インプラント治療を検討されている方に向けて、歯肉の切開が1回で済む「一回法」について解説します。従来の主流である二回法との違いや、それぞれのメリット・デメリットをわかりやすくまとめました。ご自身のあごの骨やお口の状態に合った治療法選びの参考にしていただければ幸いです。
インプラントの「一回法」と「二回法」の違い
インプラントの術式にある「一回法」と「二回法」は、手術において歯肉を切開する回数(1回か2回か)の違いを表しています。手術回数が少なくなる一回法が良いと思われるかもしれませんが、それぞれの術式に特徴があり、以下のような明確な違いがあります。
手術の流れとアバットメント装着のタイミング
一回法は1回目の手術で歯肉を切開し、インプラント体を埋め込んだ後、そのままアバットメント(または蓋)の装着まで済ませます。インプラントが歯肉から出た状態で骨との結合を待つのが特徴です。一方、二回法は一次オペでインプラント体を埋め込んでから一度歯肉を縫い合わせます。

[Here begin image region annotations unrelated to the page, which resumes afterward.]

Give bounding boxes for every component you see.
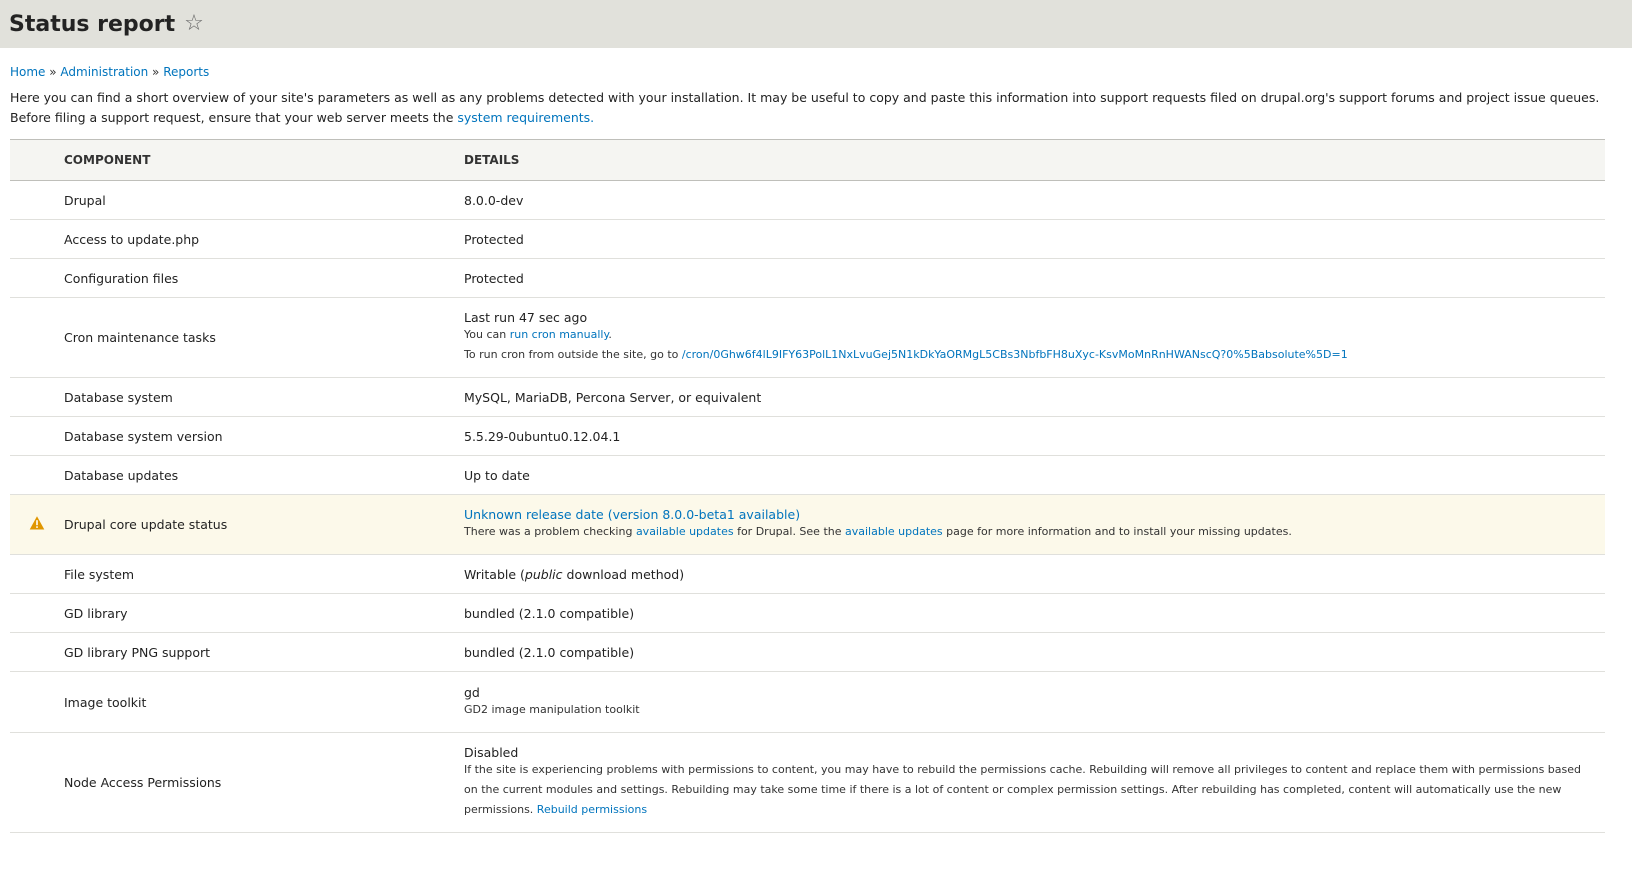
detail-value: 5.5.29-0ubuntu0.12.04.1 <box>463 416 1605 456</box>
available-updates-link[interactable]: available updates <box>636 525 734 538</box>
component-name: Database system version <box>63 416 463 456</box>
icon-column-header <box>10 139 63 181</box>
detail-text: download method) <box>562 566 685 582</box>
detail-value: Disabled <box>464 745 519 760</box>
run-cron-link[interactable]: run cron manually <box>510 328 609 341</box>
detail-value: Last run 47 sec ago <box>464 310 588 325</box>
table-row: GD library bundled (2.1.0 compatible) <box>10 593 1605 633</box>
table-row: Node Access Permissions Disabled If the … <box>10 732 1605 833</box>
warning-triangle-icon <box>29 516 44 530</box>
component-name: GD library <box>63 593 463 633</box>
detail-description: To run cron from outside the site, go to… <box>464 345 1585 365</box>
table-row: GD library PNG support bundled (2.1.0 co… <box>10 632 1605 672</box>
table-row: Database system version 5.5.29-0ubuntu0.… <box>10 416 1605 456</box>
description-text: You can <box>464 328 510 341</box>
component-name: Database updates <box>63 455 463 495</box>
detail-description: You can run cron manually. <box>464 325 1585 345</box>
detail-cell: Last run 47 sec ago You can run cron man… <box>463 297 1605 378</box>
detail-text: Writable ( <box>464 566 525 582</box>
detail-description: If the site is experiencing problems wit… <box>464 760 1585 820</box>
status-report-table: COMPONENT DETAILS Drupal 8.0.0-dev Acces… <box>10 139 1605 833</box>
component-name: Access to update.php <box>63 219 463 259</box>
detail-value: Writable (public download method) <box>463 554 1605 594</box>
detail-description: GD2 image manipulation toolkit <box>464 702 640 716</box>
detail-value: Protected <box>463 258 1605 298</box>
details-column-header: DETAILS <box>463 139 1605 181</box>
detail-cell: gd GD2 image manipulation toolkit <box>463 671 1605 733</box>
page-title: Status report <box>9 11 176 37</box>
table-row: Configuration files Protected <box>10 258 1605 298</box>
component-name: GD library PNG support <box>63 632 463 672</box>
star-outline-icon[interactable]: ☆ <box>184 13 204 35</box>
component-column-header: COMPONENT <box>63 139 463 181</box>
component-name: Drupal <box>63 180 463 220</box>
breadcrumb-home-link[interactable]: Home <box>10 65 45 79</box>
system-requirements-link[interactable]: system requirements. <box>457 110 594 125</box>
detail-value: 8.0.0-dev <box>463 180 1605 220</box>
breadcrumb-reports-link[interactable]: Reports <box>163 65 209 79</box>
intro-body: Here you can find a short overview of yo… <box>10 90 1600 125</box>
component-name: Drupal core update status <box>63 494 463 555</box>
breadcrumb: Home » Administration » Reports <box>10 65 209 79</box>
table-row: Database system MySQL, MariaDB, Percona … <box>10 377 1605 417</box>
detail-emphasis: public <box>524 566 563 582</box>
description-text: page for more information and to install… <box>942 525 1292 538</box>
component-name: File system <box>63 554 463 594</box>
table-row: File system Writable (public download me… <box>10 554 1605 594</box>
page-header: Status report ☆ <box>0 0 1632 48</box>
available-updates-link[interactable]: available updates <box>845 525 943 538</box>
table-row: Database updates Up to date <box>10 455 1605 495</box>
detail-cell: Unknown release date (version 8.0.0-beta… <box>463 494 1605 555</box>
detail-value: Protected <box>463 219 1605 259</box>
component-name: Image toolkit <box>63 671 463 733</box>
detail-value: bundled (2.1.0 compatible) <box>463 632 1605 672</box>
breadcrumb-separator: » <box>45 65 61 79</box>
table-row: Cron maintenance tasks Last run 47 sec a… <box>10 297 1605 378</box>
table-row: Access to update.php Protected <box>10 219 1605 259</box>
detail-value: MySQL, MariaDB, Percona Server, or equiv… <box>463 377 1605 417</box>
component-name: Configuration files <box>63 258 463 298</box>
detail-value: Up to date <box>463 455 1605 495</box>
description-text: To run cron from outside the site, go to <box>464 348 682 361</box>
component-name: Cron maintenance tasks <box>63 297 463 378</box>
table-row: Drupal 8.0.0-dev <box>10 180 1605 220</box>
description-text: . <box>608 328 612 341</box>
table-header-row: COMPONENT DETAILS <box>10 139 1605 181</box>
detail-value: bundled (2.1.0 compatible) <box>463 593 1605 633</box>
breadcrumb-administration-link[interactable]: Administration <box>60 65 148 79</box>
detail-cell: Disabled If the site is experiencing pro… <box>463 732 1605 833</box>
detail-description: There was a problem checking available u… <box>464 522 1585 542</box>
breadcrumb-separator: » <box>148 65 164 79</box>
component-name: Node Access Permissions <box>63 732 463 833</box>
table-row: Image toolkit gd GD2 image manipulation … <box>10 671 1605 733</box>
description-text: for Drupal. See the <box>733 525 845 538</box>
component-name: Database system <box>63 377 463 417</box>
intro-text: Here you can find a short overview of yo… <box>10 88 1600 128</box>
rebuild-permissions-link[interactable]: Rebuild permissions <box>537 803 647 816</box>
cron-url-link[interactable]: /cron/0Ghw6f4lL9IFY63PolL1NxLvuGej5N1kDk… <box>682 348 1348 361</box>
table-row-warning: Drupal core update status Unknown releas… <box>10 494 1605 555</box>
description-text: There was a problem checking <box>464 525 636 538</box>
release-info-link[interactable]: Unknown release date (version 8.0.0-beta… <box>464 507 800 522</box>
detail-value: gd <box>464 684 480 700</box>
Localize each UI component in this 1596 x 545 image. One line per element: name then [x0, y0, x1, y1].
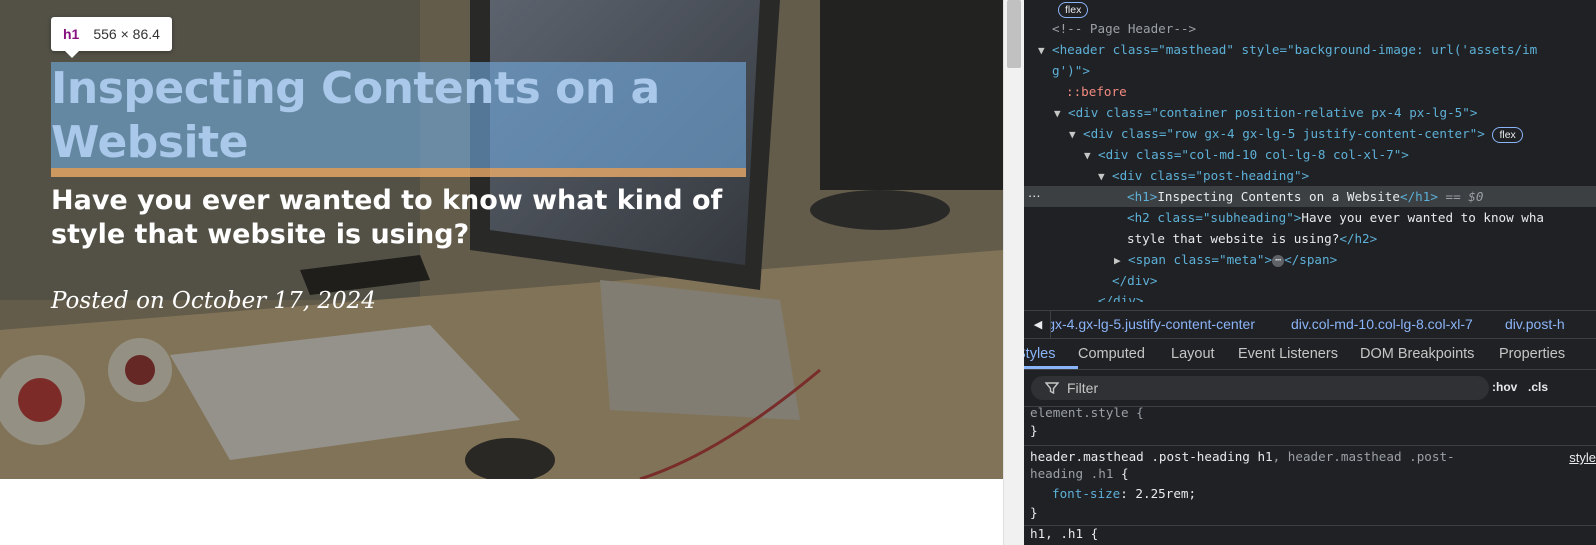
dom-line-container[interactable]: ▼ <div class="container position-relative… [1054, 102, 1477, 123]
active-tab-indicator [1024, 366, 1078, 369]
dom-line-post-heading[interactable]: ▼ <div class="post-heading"> [1098, 165, 1309, 186]
style-source-link[interactable]: style [1569, 450, 1596, 465]
dom-line-col[interactable]: ▼ <div class="col-md-10 col-lg-8 col-xl-7… [1084, 144, 1409, 165]
css-rule-selector-cont: heading .h1 { [1030, 466, 1129, 481]
filter-input[interactable]: Filter [1031, 376, 1489, 400]
tab-properties[interactable]: Properties [1499, 346, 1565, 362]
devtools-panel: flex <!-- Page Header--> ▼ <header class=… [1024, 0, 1596, 545]
flex-badge[interactable]: flex [1492, 126, 1523, 143]
hov-toggle[interactable]: :hov [1492, 380, 1517, 394]
more-options-icon[interactable]: ⋯ [1028, 186, 1041, 207]
expand-triangle-icon[interactable]: ▼ [1054, 103, 1068, 124]
dom-line-span-meta[interactable]: ▶ <span class="meta"> ⋯ </span> [1114, 249, 1337, 270]
elements-tree: flex <!-- Page Header--> ▼ <header class=… [1024, 0, 1596, 310]
tooltip-tag: h1 [63, 26, 80, 42]
element-style-rule[interactable]: element.style { [1030, 403, 1144, 422]
breadcrumb-item[interactable]: w.gx-4.gx-lg-5.justify-content-center [1034, 316, 1255, 332]
breadcrumb-item[interactable]: div.col-md-10.col-lg-8.col-xl-7 [1291, 316, 1473, 332]
expand-triangle-icon[interactable]: ▼ [1098, 166, 1112, 187]
post-title: Inspecting Contents on a Website [51, 63, 660, 168]
dom-line-h2[interactable]: <h2 class="subheading">Have you ever wan… [1127, 207, 1544, 228]
page-viewport: Inspecting Contents on a Website Have yo… [0, 0, 1003, 545]
page-scrollbar-thumb[interactable] [1007, 0, 1021, 68]
tooltip-dimensions: 556 × 86.4 [93, 26, 160, 42]
tab-layout[interactable]: Layout [1171, 346, 1215, 362]
breadcrumb: w.gx-4.gx-lg-5.justify-content-center di… [1024, 310, 1596, 339]
element-style-close: } [1030, 423, 1038, 438]
rule-divider [1024, 445, 1596, 446]
styles-toolbar: Filter :hov .cls [1024, 370, 1596, 407]
flex-badge[interactable]: flex [1058, 1, 1089, 18]
collapse-triangle-icon[interactable]: ▶ [1114, 250, 1128, 271]
page-scrollbar[interactable] [1003, 0, 1024, 545]
tab-dom-breakpoints[interactable]: DOM Breakpoints [1360, 346, 1474, 362]
breadcrumb-scroll-left-icon[interactable]: ◀ [1026, 311, 1051, 338]
dom-line-header-cont: g')"> [1052, 63, 1090, 78]
dom-line-h2-cont: style that website is using?</h2> [1127, 231, 1378, 246]
dom-line-div-close-cut[interactable]: </div> [1098, 290, 1144, 302]
rule-divider [1024, 525, 1596, 526]
expand-triangle-icon[interactable]: ▼ [1084, 145, 1098, 166]
dom-line-row[interactable]: ▼ <div class="row gx-4 gx-lg-5 justify-co… [1069, 123, 1523, 144]
dom-line-comment[interactable]: <!-- Page Header--> [1052, 18, 1196, 39]
tab-event-listeners[interactable]: Event Listeners [1238, 346, 1338, 362]
css-rule-close: } [1030, 505, 1038, 520]
breadcrumb-item[interactable]: div.post-h [1505, 316, 1565, 332]
dom-line-h1-selected[interactable]: ⋯ <h1>Inspecting Contents on a Website</… [1024, 186, 1596, 207]
dom-line-before[interactable]: ::before [1066, 81, 1127, 102]
cls-toggle[interactable]: .cls [1528, 380, 1548, 394]
tab-computed[interactable]: Computed [1078, 346, 1145, 362]
post-subheading: Have you ever wanted to know what kind o… [51, 185, 723, 250]
filter-icon [1045, 382, 1059, 395]
dom-line-flex: flex [1058, 0, 1089, 19]
expand-triangle-icon[interactable]: ▼ [1038, 40, 1052, 61]
expand-triangle-icon[interactable]: ▼ [1069, 124, 1083, 145]
css-declaration-font-size[interactable]: font-size: 2.25rem; [1052, 484, 1196, 503]
masthead: Inspecting Contents on a Website Have yo… [0, 0, 1003, 479]
dom-line-header[interactable]: ▼ <header class="masthead" style="backgro… [1038, 39, 1537, 60]
post-meta: Posted on October 17, 2024 [51, 288, 376, 314]
dom-line-div-close[interactable]: </div> [1112, 270, 1158, 291]
filter-placeholder: Filter [1067, 380, 1099, 396]
inspect-tooltip: h1 556 × 86.4 [51, 17, 172, 58]
styles-pane: element.style { } header.masthead .post-… [1024, 403, 1596, 545]
styles-tab-bar: Styles Computed Layout Event Listeners D… [1024, 339, 1596, 370]
tab-styles[interactable]: Styles [1024, 346, 1056, 362]
css-rule-next[interactable]: h1, .h1 { [1030, 528, 1098, 540]
collapsed-ellipsis[interactable]: ⋯ [1272, 254, 1285, 267]
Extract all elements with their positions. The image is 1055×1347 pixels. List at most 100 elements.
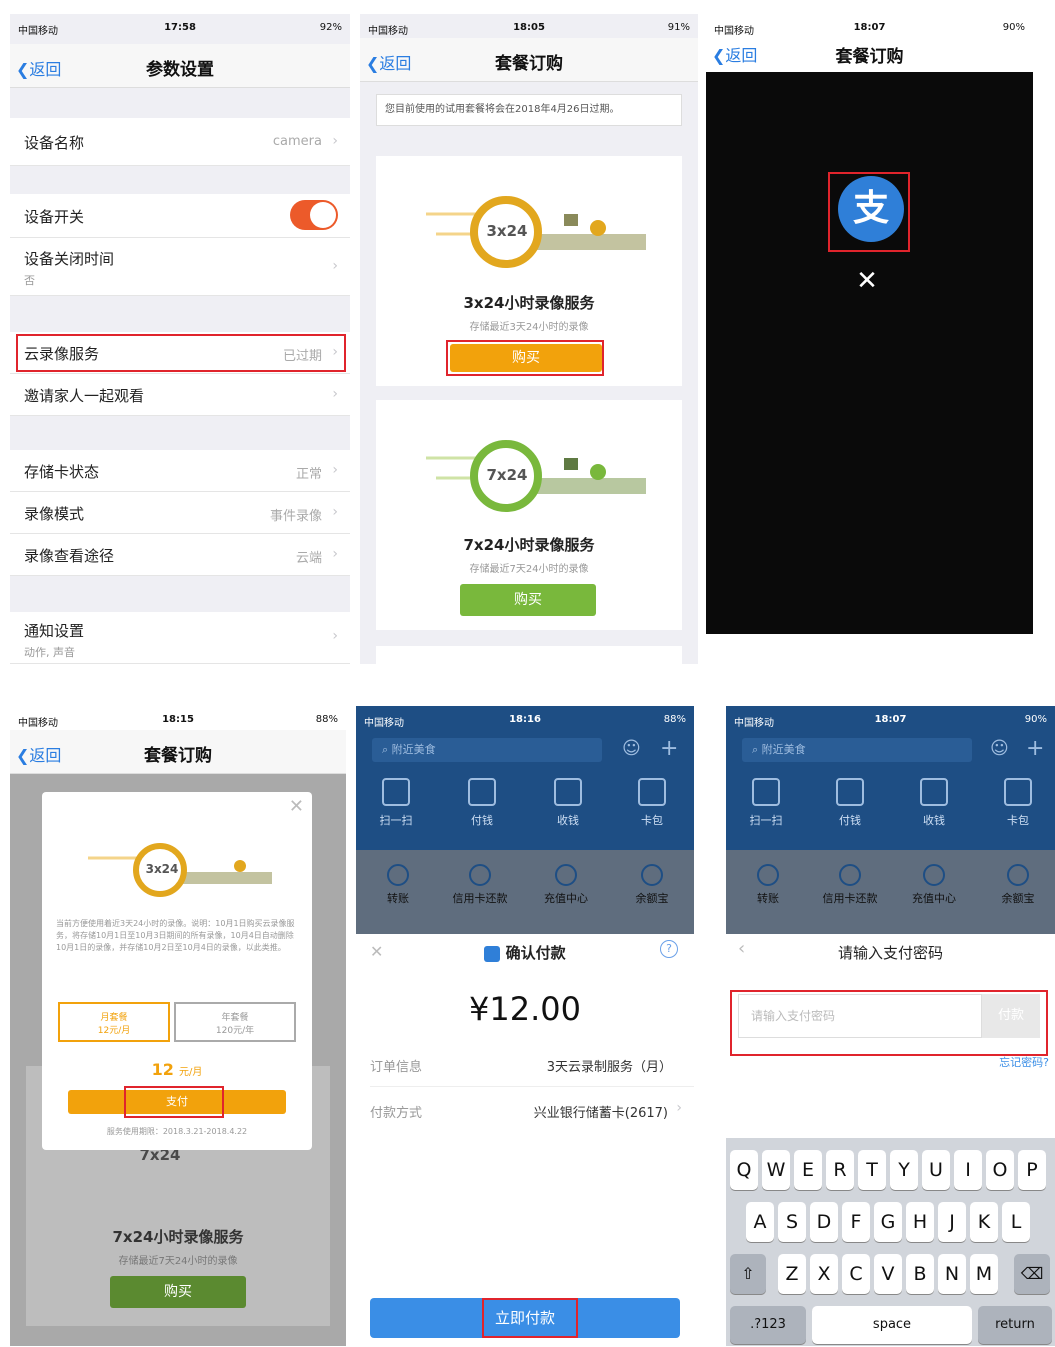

その後、数ヶ月の治癒期間を経てからもう一度歯肉を切開する二次オペを行い、アバットメント(または蓋)を装着するという構造上の違いがあります。
費用と治療期間の違い
一回法は手術が1回で済むため、二次オペが必要な二回法に比べて手術用の消耗品費や技術料が抑えられ、治療費用が安くなる傾向があります。また、抜糸や再切開を伴わないため、通院回数や治療期間も短く済む可能性があります。対して二回法は手術が2回必要となり、抜糸などの処置も加わるため、一回法と比べて通院回数が増加し、費用や治療期間が多くかかる可能性があります。
一回法・二回法それぞれのメリット・デメリット
一回法と二回法には、それぞれメリットとデメリットが存在します。あごの骨の状態や全身の健康状態によって適応できる手術法が異なるため、以下の特徴を理解しておくことが大切です。
一回法のメリット・デメリット
【メリット】
手術が1回で済むため身体的な負担を軽くできる傾向があります。また、歯肉の傷が小さく治癒が早いことや、治療期間・通院回数・費用を抑えられる可能性も大きな長所です。さらに、耐久性が高まるとの報告もあります。
【デメリット】
アバットメントが露出した状態で治癒を待つため、感染リスクがやや高まる傾向にあります。また、あごの骨が薄い・少ない場合や、全身疾患がある方には適応できない可能性があります。
二回法のメリット・デメリット
【メリット】
一次オペ後に歯肉を閉じるため、細菌感染リスクを低減できる傾向があります。また、骨造成が必要なあごの骨が少ない方や、全身疾患がある方でも適応可能なケースが多い点が強みです。
【デメリット】
切開手術が2回必要となるため、患者様の身体的・精神的な負担が大きくなる可能性があります。一回法と比較すると、治療費用が高くなりやすく、治療期間や通院回数も長くなる傾向があります。
まとめ
インプラントの一回法は、手術が1回で済むため身体的・金銭的な負担を軽減できるメリットがあります。ただし、あごの骨の状態などによって最適な方法は異なるため、まずは専門医による精密な診断を受け、自分に合った治療法を相談してみましょう。